Tyler Robbins Fitness

Tyler Robbins has his B.Sc. in Biochemistry: Pre-Medical, is a Certified Strength and Conditioning Specialist (CSCS) through the National Strength and Conditioning Association (NSCA), is certified through USA Weightlifting, and a CrossFit Level 2 Trainer.

Day 114 - Nutrient Timing for Resistance Exercise Part 2


Part 1 the other day covered nutrient timing prior to exercise, and how it effects performance. Today will cover nutrient timing following exercise.

For those of you who may have missed part 1, I came across an absolutely amazing article in the Strength and Conditioning Journal titled, "Nutrient Timing for Resistance Exercise" written by a team of PhD and CSCS certified individuals. This is probably the single-greatest resource I have come across detailing what is referred to as "nutritional timing" when it comes to resistance training, so if you are interested, pick up a copy for yourself!

Part 2: Recovery After a Resistance Exercise Bout

Carbohydrate and Muscle Glycogen Resynthesis

It is no surprise that muscle glycogen levels become depleted from a resistance training session. The level of depletion is entirely dependent on the work being completed, however. In any respect, an athlete who trains multiple times a day, or even multiple days in a row, should be interested in post-workout nutrition.

In order to maintain performance, an individual should approach post-exercise nutrition as a chance to re-fuel their muscles to prepare for the following workout. Keep in mind that for muscle glycogen replenishment, the goal is to maintain a high level of performance. A discussion on protein synthesis can come later.

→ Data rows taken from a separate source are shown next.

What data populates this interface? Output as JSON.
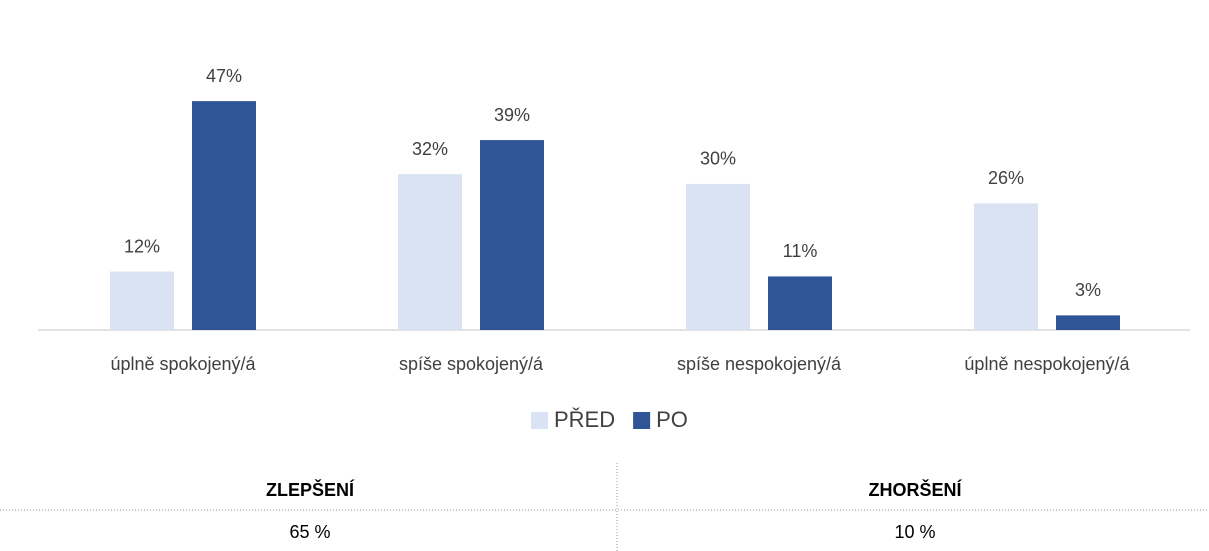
{
  "chart_data": {
    "type": "bar",
    "categories": [
      "úplně spokojený/á",
      "spíše spokojený/á",
      "spíše nespokojený/á",
      "úplně nespokojený/á"
    ],
    "series": [
      {
        "name": "PŘED",
        "color": "#dae3f3",
        "values": [
          12,
          32,
          30,
          26
        ],
        "value_labels": [
          "12%",
          "32%",
          "30%",
          "26%"
        ]
      },
      {
        "name": "PO",
        "color": "#2f5597",
        "values": [
          47,
          39,
          11,
          3
        ],
        "value_labels": [
          "47%",
          "39%",
          "11%",
          "3%"
        ]
      }
    ]
  },
  "table": {
    "headers": [
      "ZLEPŠENÍ",
      "ZHORŠENÍ"
    ],
    "rows": [
      [
        "65 %",
        "10 %"
      ]
    ]
  }
}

To return muscle glycogen levels to 90% of pre-exercise values, the article explains:

Given that 1 g/kg/h was as effective as 1.5 g/kg/h, it can be concluded that 1 g/kg/h is sufficient for resynthesizing skeletal muscle glycogen after resistance exercise to levels reaching 90% of pre-exercise values. After this dosing schedule, a 180-pound individual would ingest about 82g of carbohydrate immediately after and then again 1 hour after their resistance exercise workout (totalling ~165g of carbohydrates within an hour after completing the resistance exercise workout).

Carbohydrate Plus Protein and Muscle Glycogen Resynthesis

This category takes things a step further as the subject of protein synthesis is added to the goal of restoring muscle glycogen levels.

The authors discuss findings from studies looking at various types of post-workout beverages including carbohydrates only, carbohydrate/protein/fat mixes, as well as placebo beverages (calorie-free).

To be honest, I have heard many individuals discuss the idea that dietary fats should be avoided in post-workout recovery beverages/meals, as the fats can slow digestion. This appears to me to be common thought/practice amongst many in the fitness industry, however, the authors of this article present findings that refute that belief.

Another interesting aspect of this study is the inclusion of fat calories in the post-exercise beverage. It has often been suggested that adding fat to the post-workout recovery beverage should be avoided because of its potential to slow down the digestion and absorption of ingested carbohydrate (which may suppress the rate of skeletal muscle glycogen resynthesis). The finding of this study indicates that adding fat to the post-workout carbohydrate-protein beverage does not negatively alter the rate of skeletal muscle glycogen resynthesis. In further support of this position, when subjects were given a post-endurance workout beverage containing carbohydrate, protein, and fat (even up to 45% of the calories being derived from fat), it was reported that the added fat content did not alter muscle glycogen resynthesis or glucose tolerance the next day.

Protein/Amino Acids and Muscle Damage

Part of the reason or need for a post-exercise recovery beverage is to suppress muscle damage and decrease DOMS (delayed-onset muscle soreness). Resistance exercise causes micro trauma to muscle fibers in order for the body to repair the damage, returning the muscle to a stronger state.

It really should be no surprise that supplementing resistance exercise with protein/amino acids should be encouraged to elicit muscle repair.

Recovery from a bout of resistance exercise includes replenishing skeletal muscle glycogen, reducing muscle soreness, and attenuating serum markers of muscle damage. Ingesting a carbohydrate-protein beverage after resistance exercise will replenish skeletal muscle glycogen. Also, BCAA supplementation taken in conjunction with resistance exercise has been shown to enhance recovery by suppressing both muscle soreness and damage.

Protein or amino-acid supplementation is often thought of as only being useful to those who resistance train. It should be noted, however, that endurance athletes could also benefit from a sufficient dosing of protein in their diet to maintain current levels of muscle tissue and reduce the catabolic effect chronic cardio plays on their bodies.

Quote of the day:
"I am an optimist. It does not seem too much use being anything else."